Chris Cahill, Dr. Cahill’s son, was more interested in running the cultural aspects of the society, Normile recalled.  That suited the new president-general just fine.

“I thought that was great. And with my job as a lawyer repping not-for-profits, I figured we could bring some business organization to the society and really run the place properly.  The yearly outlay was about $1 million and I thought we could do it for half.  I had other ideas too. So it was with that kind of enthusiasm that I began.”

But eventually, Normile found himself on the outs with some board members who were resistant to change and voted him out of office. 

The board’s composition, Normile says, “is a fuzzy thing. Sometimes you think it’s 12 people, other times 16. There are a lot of people on the board who haven’t shown up for a meeting in years.”

It was a disappointing end to his tenure, Normile says.  And seeing the Fifth Avenue headquarters go up for sale has been difficult to accept because of the boundless potential of the society if it had fresh management, he adds.
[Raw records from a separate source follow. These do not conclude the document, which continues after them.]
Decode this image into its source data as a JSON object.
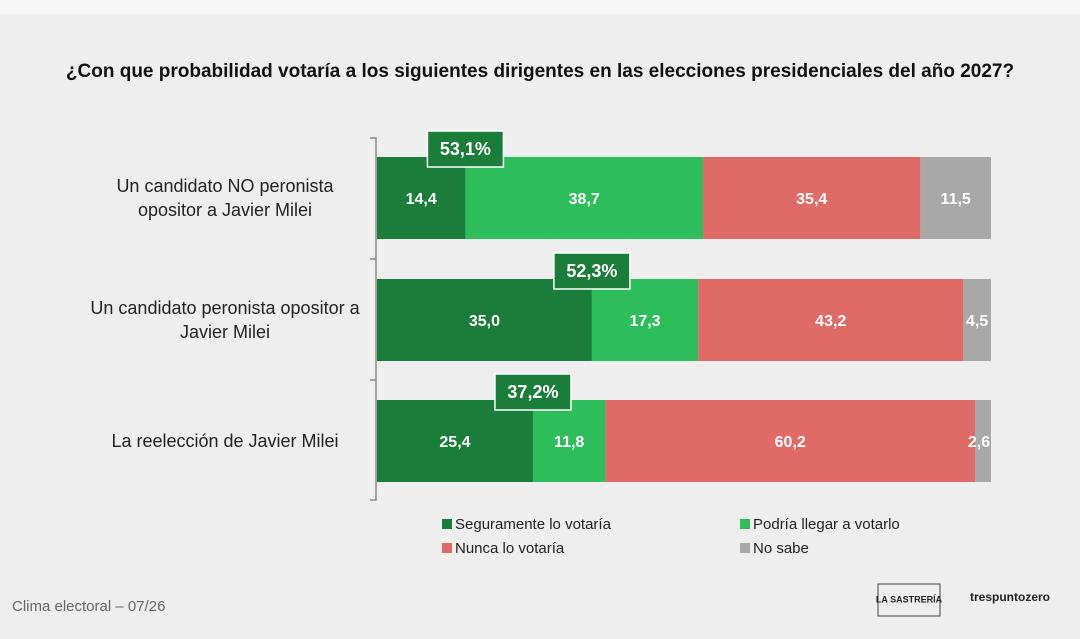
{
  "chart_data": {
    "type": "stacked-barh",
    "title": "¿Con que probabilidad votaría a los siguientes dirigentes en las elecciones presidenciales del año 2027?",
    "categories": [
      "Un candidato NO peronista opositor a Javier Milei",
      "Un candidato peronista opositor a Javier Milei",
      "La reelección de Javier Milei"
    ],
    "xlim": [
      0,
      100
    ],
    "series": [
      {
        "name": "Seguramente lo votaría",
        "color": "#1b7d3a",
        "values": [
          14.4,
          35.0,
          25.4
        ],
        "value_labels": [
          "14,4",
          "35,0",
          "25,4"
        ]
      },
      {
        "name": "Podría llegar a votarlo",
        "color": "#2dbd5a",
        "values": [
          38.7,
          17.3,
          11.8
        ],
        "value_labels": [
          "38,7",
          "17,3",
          "11,8"
        ]
      },
      {
        "name": "Nunca lo votaría",
        "color": "#e06a66",
        "values": [
          35.4,
          43.2,
          60.2
        ],
        "value_labels": [
          "35,4",
          "43,2",
          "60,2"
        ]
      },
      {
        "name": "No sabe",
        "color": "#a8a8a8",
        "values": [
          11.5,
          4.5,
          2.6
        ],
        "value_labels": [
          "11,5",
          "4,5",
          "2,6"
        ]
      }
    ],
    "annotations": [
      {
        "value": 53.1,
        "label": "53,1%"
      },
      {
        "value": 52.3,
        "label": "52,3%"
      },
      {
        "value": 37.2,
        "label": "37,2%"
      }
    ],
    "footer": "Clima electoral – 07/26",
    "logos": [
      "LA SASTRERÍA",
      "trespuntozero"
    ]
  }
}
“It wouldn’t be hard at all to make such a beautiful building easily pay for itself.  There are plenty of initiatives that could be implemented to keep it running, and keep it in the Irish community,” Normile says.

The society’s building has been closed since the start of the pandemic.  Last April it initiated a GoFundMe campaign to raise $100,000; to date, the fund reached $2,935.

“In light of all temporary losses for the society, I hope that you will keep us among your top charitable beneficiaries. An immediate gift now will bridge the current emergency and carry the American Irish Historical Society and its work forward into a sustainable future,” the GoFundMe plea said in part.

When contacted for comment about the sale of the society’s headquarters and its future plans, Yekaterina Lomako, the director of finance and administration for the society, said in an email, “The American Irish Historical Society does not have any further comment on the sale of 991 Fifth Avenue beyond what was in our press release.”

The press release issued last week said, “The American Irish Historical Society is placing its present headquarters at 991 Fifth Avenue on the market. The building, which has been the society's headquarters since 1940, was designed by James R. Turner and William G. Killian in 1901 as a private residence and has had three previous owners. Before moving to 991 Fifth Avenue, the Society was based first at the old Manhattan Hotel, then the Waldorf-Astoria Hotel, and then at 132 East 16th Street. 

“The AIHS is a cultural and scholarly organization devoted to making better known the history of the Irish in the United States as well as celebrating the riches of Irish culture globally.  The decision to place the building on the market has been made in order to best enable the society to pursue its cultural and scholarly mission in a sustainable manner. The society has selected the firm of Brown Harris Stevens (broker, Paula Del Nunzio) to represent the sale of the property.”